"Gebrauchte Alpträume" (kawabis musta'mala) ist der erste Roman des in Halle (Saale) lebenden syrischen Schriftstellers Abdullah Alqaseer, der im Zuge des Syrienkrieges über die Türkei nach Europa geflüchtet und schließlich mit seiner nachgezogenen Familie in der ostdeutschen Saalestadt heimisch geworden ist. Die auf Arabisch verfasste und 2019 von einem jordanischen Verlag veröffentlichte Erzählung berichtet zu etwa gleichen Teilen von Ereignissen in Halle und in Syrien, wobei eine geschickte Erzählkonstruktion die Handlung zusammenhält und organisch verbindet. Im ersten Teil der Rezension will ich meinen persönlichen Eindruck des Romans darstellen und dabei auf Details verzichten, die zu viel vorwegnehmen und potentiellen LeserInnen den Spaß verderben würden. Ein zweiter Teil, der in den nächsten Tagen folgen soll, wird eine weitgehende Inhaltswiedergabe sein und naturgemäß viel spoilern.
1. KRITIK
Der Roman hat mir viele Stunden Spaß bereitet. Neben der stillen Lektüre habe ich mich mittlerweile auch mit vielen FreundInnen und Bekannten darüber unterhalten und das Buch mehrfach verschenkt. Dabei ist der übliche Reiz von Lokalliteratur, bekannte Orte wie Neustadt, Trotha, den Marktplatz mit der Händelstatue oder die Peißnitzinsel wiederzuerkennen, bei einem arabischen Roman noch einmal gesteigert. Der Bezug zur Saalestadt mag inhaltlich besonders HallenserInnen, Ostdeutsche - die Erfahrung von Migration und plötzlicher Heterogenität ist hier anders als zum Beispiel im Ruhrgebiet - interessieren. Außerdem ist der Roman auch für alle Leser interessant, die sich generell dafür interessieren, wie die seit 2013 in größerer Zahl nach Deutschland geflüchteten Menschen ihre Erfahrung in der noch fremden neuen Umgebung erleben und selbst beschreiben. Ein Roman kann Innenperspektiven auf ganz andere Weises zum Ausdruck bringen als berichterstattender Journalismus. All das sind gute Gründe, dieses Buch zu lesen, und werden hoffentlich dazu beitragen, dass das Werk auf breiteres Interesse stößt und vielleicht auch ins Deutsche oder Englische übersetzt wird.

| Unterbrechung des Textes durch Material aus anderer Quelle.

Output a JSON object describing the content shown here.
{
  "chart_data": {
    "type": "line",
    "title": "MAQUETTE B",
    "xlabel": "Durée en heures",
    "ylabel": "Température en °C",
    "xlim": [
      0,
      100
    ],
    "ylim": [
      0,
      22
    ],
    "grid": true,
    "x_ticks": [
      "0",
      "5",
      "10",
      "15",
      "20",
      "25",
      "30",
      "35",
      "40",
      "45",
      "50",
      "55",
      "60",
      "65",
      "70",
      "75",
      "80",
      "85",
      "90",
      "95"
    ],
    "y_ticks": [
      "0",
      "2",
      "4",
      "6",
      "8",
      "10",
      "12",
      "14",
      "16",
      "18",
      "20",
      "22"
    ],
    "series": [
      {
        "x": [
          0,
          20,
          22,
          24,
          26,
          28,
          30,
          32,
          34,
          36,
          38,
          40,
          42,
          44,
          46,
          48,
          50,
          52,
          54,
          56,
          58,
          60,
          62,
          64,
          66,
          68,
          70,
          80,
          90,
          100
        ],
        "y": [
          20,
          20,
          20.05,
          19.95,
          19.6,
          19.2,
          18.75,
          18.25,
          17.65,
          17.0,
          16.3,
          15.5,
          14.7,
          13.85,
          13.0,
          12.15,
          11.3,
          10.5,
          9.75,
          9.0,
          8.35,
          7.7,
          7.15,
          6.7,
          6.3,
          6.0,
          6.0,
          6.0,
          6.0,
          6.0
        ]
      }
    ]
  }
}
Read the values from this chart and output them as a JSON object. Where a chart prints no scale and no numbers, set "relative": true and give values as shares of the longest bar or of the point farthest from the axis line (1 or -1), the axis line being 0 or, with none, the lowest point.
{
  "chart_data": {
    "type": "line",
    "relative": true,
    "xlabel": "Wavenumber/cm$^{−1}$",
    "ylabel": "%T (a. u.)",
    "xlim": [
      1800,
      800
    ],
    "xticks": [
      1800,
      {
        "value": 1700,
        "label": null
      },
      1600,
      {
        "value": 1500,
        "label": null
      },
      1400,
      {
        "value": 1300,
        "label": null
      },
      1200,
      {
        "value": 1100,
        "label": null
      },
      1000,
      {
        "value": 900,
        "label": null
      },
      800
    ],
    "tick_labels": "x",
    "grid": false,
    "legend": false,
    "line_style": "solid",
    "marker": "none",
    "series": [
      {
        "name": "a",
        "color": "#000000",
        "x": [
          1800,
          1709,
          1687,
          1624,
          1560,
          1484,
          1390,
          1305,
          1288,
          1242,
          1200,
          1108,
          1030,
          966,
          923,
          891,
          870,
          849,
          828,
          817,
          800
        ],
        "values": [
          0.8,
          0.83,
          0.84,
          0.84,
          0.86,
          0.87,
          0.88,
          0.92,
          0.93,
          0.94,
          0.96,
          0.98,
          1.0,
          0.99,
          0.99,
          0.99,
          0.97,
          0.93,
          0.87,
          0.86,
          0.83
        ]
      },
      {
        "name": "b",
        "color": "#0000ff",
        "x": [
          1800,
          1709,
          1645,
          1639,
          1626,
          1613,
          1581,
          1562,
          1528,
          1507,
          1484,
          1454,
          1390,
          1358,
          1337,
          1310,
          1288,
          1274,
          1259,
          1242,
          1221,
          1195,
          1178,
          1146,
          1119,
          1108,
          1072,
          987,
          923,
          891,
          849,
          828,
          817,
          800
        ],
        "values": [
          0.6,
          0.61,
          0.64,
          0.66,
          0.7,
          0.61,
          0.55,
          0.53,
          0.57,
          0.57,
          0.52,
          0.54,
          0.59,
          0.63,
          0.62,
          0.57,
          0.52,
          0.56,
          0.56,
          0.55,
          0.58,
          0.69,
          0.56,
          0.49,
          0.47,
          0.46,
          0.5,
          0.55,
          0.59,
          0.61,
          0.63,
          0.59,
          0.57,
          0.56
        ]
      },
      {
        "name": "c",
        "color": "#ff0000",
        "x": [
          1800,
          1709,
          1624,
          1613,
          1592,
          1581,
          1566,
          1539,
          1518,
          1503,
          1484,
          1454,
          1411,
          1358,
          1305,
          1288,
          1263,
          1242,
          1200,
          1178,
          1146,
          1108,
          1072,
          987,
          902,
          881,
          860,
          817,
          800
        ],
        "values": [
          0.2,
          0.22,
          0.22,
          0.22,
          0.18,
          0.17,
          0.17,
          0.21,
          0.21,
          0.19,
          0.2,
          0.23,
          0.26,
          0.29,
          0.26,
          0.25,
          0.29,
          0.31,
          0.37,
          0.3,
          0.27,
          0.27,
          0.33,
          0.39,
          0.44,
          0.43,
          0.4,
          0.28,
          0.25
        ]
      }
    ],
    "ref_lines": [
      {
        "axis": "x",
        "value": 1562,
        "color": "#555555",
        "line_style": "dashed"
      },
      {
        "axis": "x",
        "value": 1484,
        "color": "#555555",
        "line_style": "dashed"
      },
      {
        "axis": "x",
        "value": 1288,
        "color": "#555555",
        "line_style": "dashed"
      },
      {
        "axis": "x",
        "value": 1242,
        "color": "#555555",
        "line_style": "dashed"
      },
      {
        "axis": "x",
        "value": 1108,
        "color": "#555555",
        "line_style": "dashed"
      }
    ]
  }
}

Darüber hinaus - und vielleicht hätte ich meine Kritik damit beginnen sollen - ist "Gebrauchte Alpträume" gute Literatur. Der Roman ist ernst und kann zu Tränen rühren, er ist witzig, mit feiner Ironie und humorvollen Passagen, elegant und stilsicher erzählt in modernem Standardarabisch mit lebhaften Dialogen in der syrischen Umgangssprache. Die Konstruktion der Handlung schafft es, mehrere interessante Erzählstränge zu integrieren und mit den Erwartungen des Lesers zu spielen. In einer Radiosendung zu dem Buch habe ich die Fachkritik eines anderen syrischen Autors gehört, dass das Ende nicht ganz gelungen sei. Ich weiß nicht, ob ich als Laie diese Meinung teile. Es mag kein bündiger Schluss wie bei Juli Zehs "Neujahr" sein, insofern verstehe ich die mögliche Enttäuschung über das Fehlen einer harmonischen Auflösung. Aber dass ich nach Abschluss des Buches viel über die Erzählung nachgedacht habe, könnte eben auch zum Teil an der Art des Romanendes gelegen haben, was wiederum ein Pluspunkt wäre. Wie auch immer, das Wichtige für mich ist, dass das Buch mir gefallen hat, inhaltlich wie stilistisch, und ich es gerne weiter empfehle und gespannt auf weitere Erzählungen von Abdullah Alqaseer warte.